Mówi się, że miłość jest ślepa… hmm
majk79 said:
Dźizus… Czy ten artykuł też jest przedłużeniem poprzednich? 🙂 Nie prościej robić ładne akapity? 🙂
marek said:
majk79, oczywiscie że kółeczko się zatacza 🙂
tu jest jak w jajem i kura, wszystko zostaje w rodzinie 😉
majk79 said:
Acha Marek, teraz rozumiem! 😉
majk79 said:
Łee, miało być różowe, Zenforest coś tu nie działa?
marek said:
Test!
marek said:
faktycznie nie dziala
majk79 said:
Marek, coś jednak chyba niedomknięte te kółeczko. 😉
majk79 said:
Ale za to tłuste! 🙂
Ingart said:
Widze tu pewna zaleznosc, pod (nad) artykulem o tworzeniu zamieszcza sie nastepny o robieniu kolorowych komentarzy. To wszystko jest chyba jakos powiazane.
indram said:
W postach pod artykulem jak robic kolorowe komentarze nie ma ani jednego kolorowego komentarza. W sumie trudno sie dziwic: formula na to wyglada jak skomplikowany wzor na funkcje matematyczna. Mialo byc kolorowo a jest mialko.
zenforest said:
No niestety.
Testowałam to za uprzejmą zgodą Danuty na jej komentarzu (pod postem „Twórz, twórz bezustannie”). Po wy-edytowaniu komentarza przeze mnie – kolor się pojawiał.
Niestety, widocznie, osobom niezalogowanym – WordPress nie zezwala na umieszczanie bardziej zaawansowanego kodu html. 😦
Zrobiłam smaka co niektórym, jak widzę po reakcjach.

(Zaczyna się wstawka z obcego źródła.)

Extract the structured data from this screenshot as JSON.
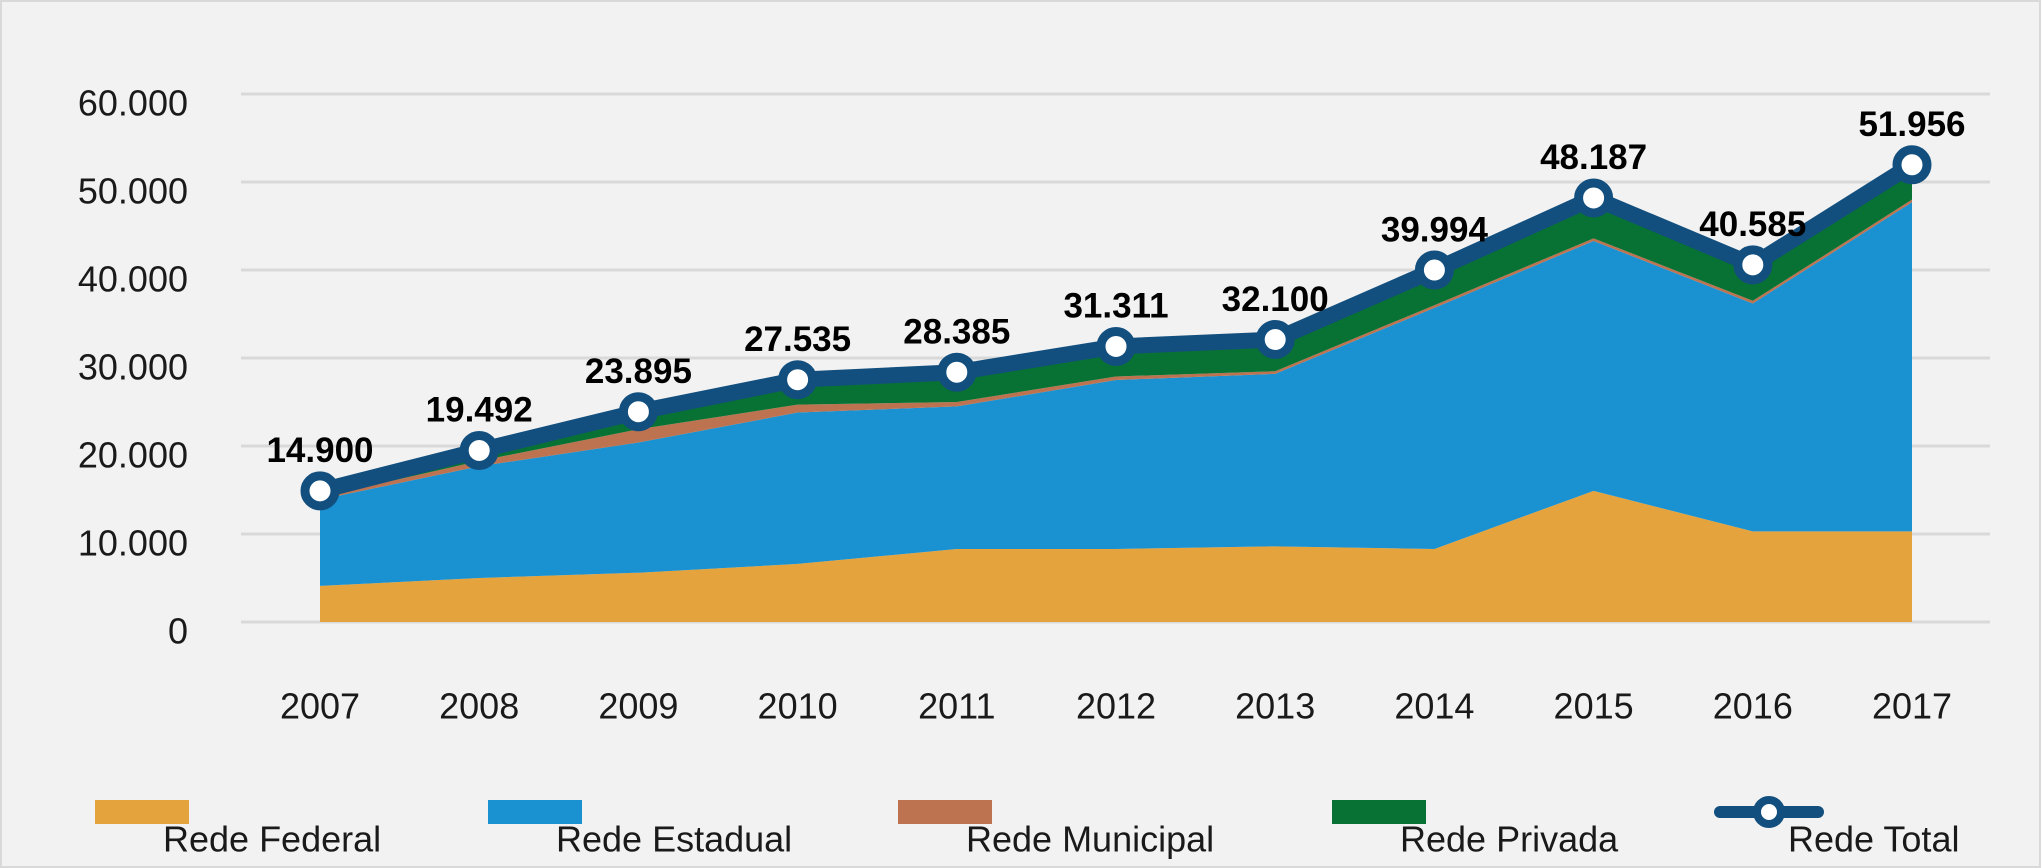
{
  "chart_data": {
    "type": "area",
    "categories": [
      "2007",
      "2008",
      "2009",
      "2010",
      "2011",
      "2012",
      "2013",
      "2014",
      "2015",
      "2016",
      "2017"
    ],
    "series": [
      {
        "name": "Rede Federal",
        "color": "#e5a33d",
        "values": [
          4100,
          5000,
          5600,
          6600,
          8300,
          8300,
          8600,
          8300,
          14900,
          10300,
          10300
        ]
      },
      {
        "name": "Rede Estadual",
        "color": "#1a91d0",
        "values": [
          9800,
          12700,
          14800,
          17200,
          16200,
          19200,
          19600,
          27400,
          28400,
          25900,
          37400
        ]
      },
      {
        "name": "Rede Municipal",
        "color": "#bd7350",
        "values": [
          300,
          600,
          1500,
          900,
          500,
          400,
          300,
          300,
          300,
          300,
          300
        ]
      },
      {
        "name": "Rede Privada",
        "color": "#077233",
        "values": [
          700,
          1200,
          2000,
          2800,
          3400,
          3400,
          3600,
          4000,
          4600,
          4100,
          4000
        ]
      },
      {
        "name": "Rede Total",
        "color": "#124f7e",
        "type": "line",
        "values": [
          14900,
          19492,
          23895,
          27535,
          28385,
          31311,
          32100,
          39994,
          48187,
          40585,
          51956
        ],
        "value_labels": [
          "14.900",
          "19.492",
          "23.895",
          "27.535",
          "28.385",
          "31.311",
          "32.100",
          "39.994",
          "48.187",
          "40.585",
          "51.956"
        ]
      }
    ],
    "ylim": [
      0,
      60000
    ],
    "yticks": [
      0,
      {
        "value": 10000,
        "label": "10.000"
      },
      {
        "value": 20000,
        "label": "20.000"
      },
      {
        "value": 30000,
        "label": "30.000"
      },
      {
        "value": 40000,
        "label": "40.000"
      },
      {
        "value": 50000,
        "label": "50.000"
      },
      {
        "value": 60000,
        "label": "60.000"
      }
    ],
    "grid": true,
    "legend": "bottom"
  }
}
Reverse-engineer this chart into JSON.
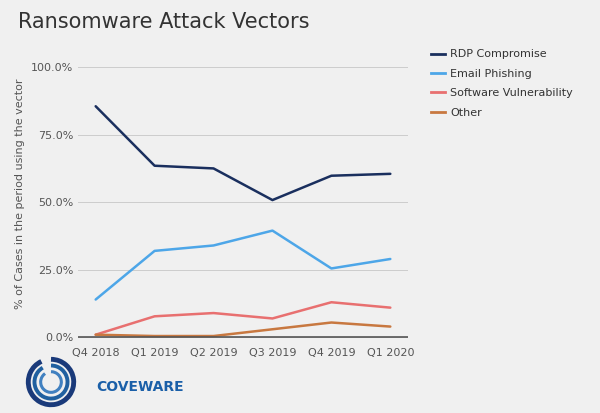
{
  "title": "Ransomware Attack Vectors",
  "ylabel": "% of Cases in the period using the vector",
  "x_labels": [
    "Q4 2018",
    "Q1 2019",
    "Q2 2019",
    "Q3 2019",
    "Q4 2019",
    "Q1 2020"
  ],
  "series": {
    "RDP Compromise": {
      "values": [
        0.855,
        0.635,
        0.625,
        0.508,
        0.598,
        0.605
      ],
      "color": "#1a2f5e",
      "linewidth": 1.8
    },
    "Email Phishing": {
      "values": [
        0.14,
        0.32,
        0.34,
        0.395,
        0.255,
        0.29
      ],
      "color": "#4da6e8",
      "linewidth": 1.8
    },
    "Software Vulnerability": {
      "values": [
        0.01,
        0.078,
        0.09,
        0.07,
        0.13,
        0.11
      ],
      "color": "#e87070",
      "linewidth": 1.8
    },
    "Other": {
      "values": [
        0.01,
        0.005,
        0.005,
        0.03,
        0.055,
        0.04
      ],
      "color": "#c87840",
      "linewidth": 1.8
    }
  },
  "ylim": [
    -0.02,
    1.08
  ],
  "yticks": [
    0.0,
    0.25,
    0.5,
    0.75,
    1.0
  ],
  "ytick_labels": [
    "0.0%",
    "25.0%",
    "50.0%",
    "75.0%",
    "100.0%"
  ],
  "background_color": "#f0f0f0",
  "plot_background": "#f0f0f0",
  "grid_color": "#cccccc",
  "title_fontsize": 15,
  "axis_label_fontsize": 8,
  "tick_fontsize": 8,
  "legend_fontsize": 8,
  "coveware_color": "#1a5fa8",
  "coveware_text": "COVEWARE"
}
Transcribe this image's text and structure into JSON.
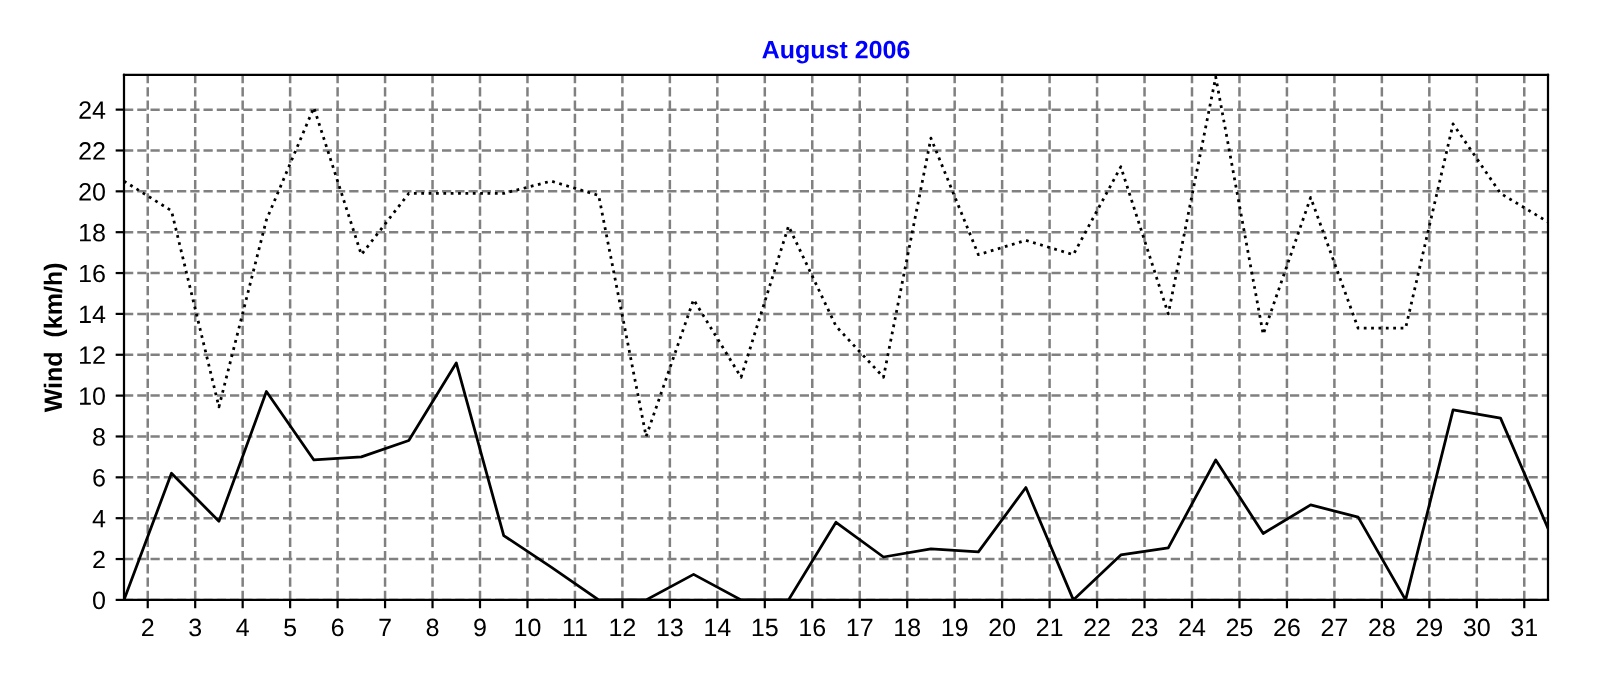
{
  "chart_data": {
    "type": "line",
    "title": "August 2006",
    "ylabel": "Wind  (km/h)",
    "x": [
      1,
      2,
      3,
      4,
      5,
      6,
      7,
      8,
      9,
      10,
      11,
      12,
      13,
      14,
      15,
      16,
      17,
      18,
      19,
      20,
      21,
      22,
      23,
      24,
      25,
      26,
      27,
      28,
      29,
      30,
      31
    ],
    "series": [
      {
        "color": "#000000",
        "line_style": "dotted",
        "values": [
          20.5,
          19.05,
          9.45,
          18.6,
          24.1,
          16.9,
          19.9,
          19.9,
          19.9,
          20.5,
          19.8,
          8.0,
          14.7,
          10.9,
          18.3,
          13.4,
          10.9,
          22.6,
          16.9,
          17.6,
          16.9,
          21.2,
          14.0,
          25.6,
          13.0,
          19.7,
          13.3,
          13.3,
          23.3,
          19.9,
          18.5
        ]
      },
      {
        "color": "#000000",
        "line_style": "solid",
        "values": [
          0,
          6.2,
          3.85,
          10.2,
          6.85,
          7.0,
          7.8,
          11.6,
          3.15,
          1.6,
          0,
          0,
          1.25,
          0,
          0,
          3.8,
          2.1,
          2.5,
          2.35,
          5.5,
          0,
          2.2,
          2.55,
          6.85,
          3.25,
          4.65,
          4.05,
          0,
          9.3,
          8.9,
          3.5
        ]
      }
    ],
    "xlim": [
      1,
      31
    ],
    "xticks": [
      {
        "value": 1.5,
        "label": "2"
      },
      {
        "value": 2.5,
        "label": "3"
      },
      {
        "value": 3.5,
        "label": "4"
      },
      {
        "value": 4.5,
        "label": "5"
      },
      {
        "value": 5.5,
        "label": "6"
      },
      {
        "value": 6.5,
        "label": "7"
      },
      {
        "value": 7.5,
        "label": "8"
      },
      {
        "value": 8.5,
        "label": "9"
      },
      {
        "value": 9.5,
        "label": "10"
      },
      {
        "value": 10.5,
        "label": "11"
      },
      {
        "value": 11.5,
        "label": "12"
      },
      {
        "value": 12.5,
        "label": "13"
      },
      {
        "value": 13.5,
        "label": "14"
      },
      {
        "value": 14.5,
        "label": "15"
      },
      {
        "value": 15.5,
        "label": "16"
      },
      {
        "value": 16.5,
        "label": "17"
      },
      {
        "value": 17.5,
        "label": "18"
      },
      {
        "value": 18.5,
        "label": "19"
      },
      {
        "value": 19.5,
        "label": "20"
      },
      {
        "value": 20.5,
        "label": "21"
      },
      {
        "value": 21.5,
        "label": "22"
      },
      {
        "value": 22.5,
        "label": "23"
      },
      {
        "value": 23.5,
        "label": "24"
      },
      {
        "value": 24.5,
        "label": "25"
      },
      {
        "value": 25.5,
        "label": "26"
      },
      {
        "value": 26.5,
        "label": "27"
      },
      {
        "value": 27.5,
        "label": "28"
      },
      {
        "value": 28.5,
        "label": "29"
      },
      {
        "value": 29.5,
        "label": "30"
      },
      {
        "value": 30.5,
        "label": "31"
      }
    ],
    "ylim": [
      0,
      25.7
    ],
    "yticks": [
      0,
      2,
      4,
      6,
      8,
      10,
      12,
      14,
      16,
      18,
      20,
      22,
      24
    ],
    "grid": true,
    "marker": "none"
  }
}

True, mam nadzieję że nie będziesz szczególnie zmartwiony ! 🙂
Za to zostawiam post z opisem formatowań, które na pewno działają 🙂
marek said:
no widzisz zenforest tak szare, pozbawione kolorów maja życie zwykli czytelnicy bloga ! nawet nie byłaś świadoma przerażających ograniczeń jakie zostały nam narzucone przez okrutny system (WordPress) i jak niewiele mamy środków na to by barwnie wyrazić swoje opinie na blogu…
to maleńkie okienko, brak możliwości edytowania jeśli już raz się coś wyśle, brak możliwości dodawania kolorów 🙂
strach pomyśleć, koszmar jakiś ! chyba sobie w łeb strzele 😉
zenforest said:
hihi, tak, to prawda 😉
Najzabawniejsze, że wczoraj jak pisałam ten post, przyszła mi do głowy myśl,
” może dla pewności wyloguj się i napisz testowy komentarz”. Ale lenistwo zwyciężyło 😉
Kolejny dowód, trzeba słuchać intuicji!
trueneutral said:
Zen,
nie zmartwiłem się, nauczę się po prostu używać entera. 🙂
pinia said:
Zen 🙂 😉 😀
Czy mozesz otworzyc luzne dyskusje????
Tyle tematow pali mi sie w paluszkach 😉
zenforest said:
🙂
Przypominam że ten dział jest stale dostępny z poziomu prawego menu, 5 bloczek od dołu.